Standards listed below are required or optional. Packages must conform to all required standards to be listed in the Analysis Tools Registry. Packages should conform to all recommended standards to enhance their registry entry.
The required standards must be met for packages to be listed in the Registry.
Source code for packages listed in the Analysis Tools Registry must be freely licensed and under source control in a public repository on GitHub. The license must be contained in the code repository.
Method packages must be containerized in Docker and listed in a container registry, e.g. Docker Hub. Visualization packages must be modular and importable using both ES6 export syntax and traditional script tags.
Packages must be published in at least one upstream registry used by their respective implementation language; e.g. Bioconda for Python, Bioconductor for R, or npm for JavaScript. Participation in an upstream registry ensures that the package conforms to standards common to the implementation language.
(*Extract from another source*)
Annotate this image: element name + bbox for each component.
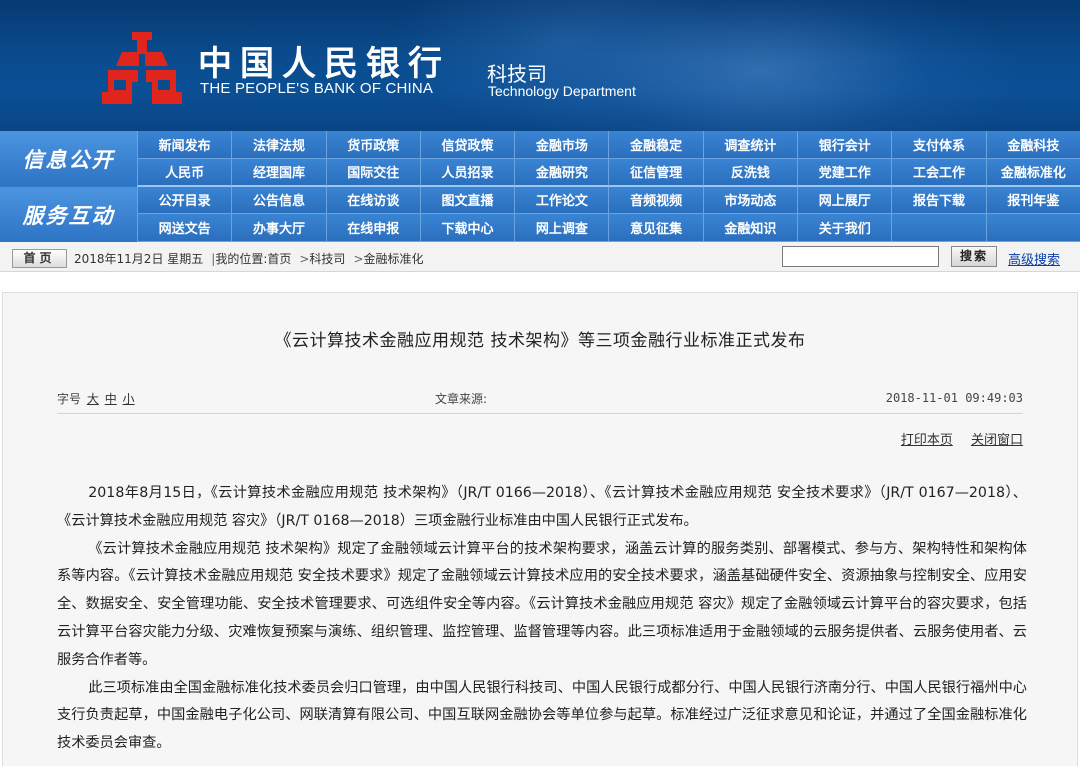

Packages must support standard data exchange format(s) for input and output, as defined by the relevant analysis community. When applicable, file formats used as standards by the HCA project should be used for input/output by Methods Registry tools.
Packages must have at least brief documentation on how developers can install and use them. Any package with a command-line interface (CLI) must implement support for “--help” or “-h” arguments that show at least a basic program summary, parameter descriptions, and an example usage call. Documentation should describe major use cases of the method and provide example commands for each use case.
Packages must provide a small data set that successfully runs (aka. toy data) in a reasonably short amount of time, so that developers can verify their local deployments work as expected. Packages should provide a way to validate new instantiations of the method. Validation uses methodologist-provided reference output file(s) for comparison with the results from a new docker instance running the method on methodologist-provided test data. Package documentation may also provide links to synthetic or real data for testing in realistic scenarios. Methods and visualization vignettes should (but are not required to) use Human Cell Atlas data.
The recommended standards in this section are encouraged, but not required, by the Registry.
Packages should execute automated tests upon every push to their default branch (e.g. master) on GitHub using a continuous integration service. Such services include Travis CI or Circle CI, which report whether the package build passes its own tests.
Packages should measure the code coverage of their automated tests using services like Coveralls or Codecov, which report the percentage of lines of code, conditional branches, and other metrics covered by tests.
Methods packages should use parameter names that match other methods packages in the same domain wherever possible. Consistency across package API’s will enhance interoperability.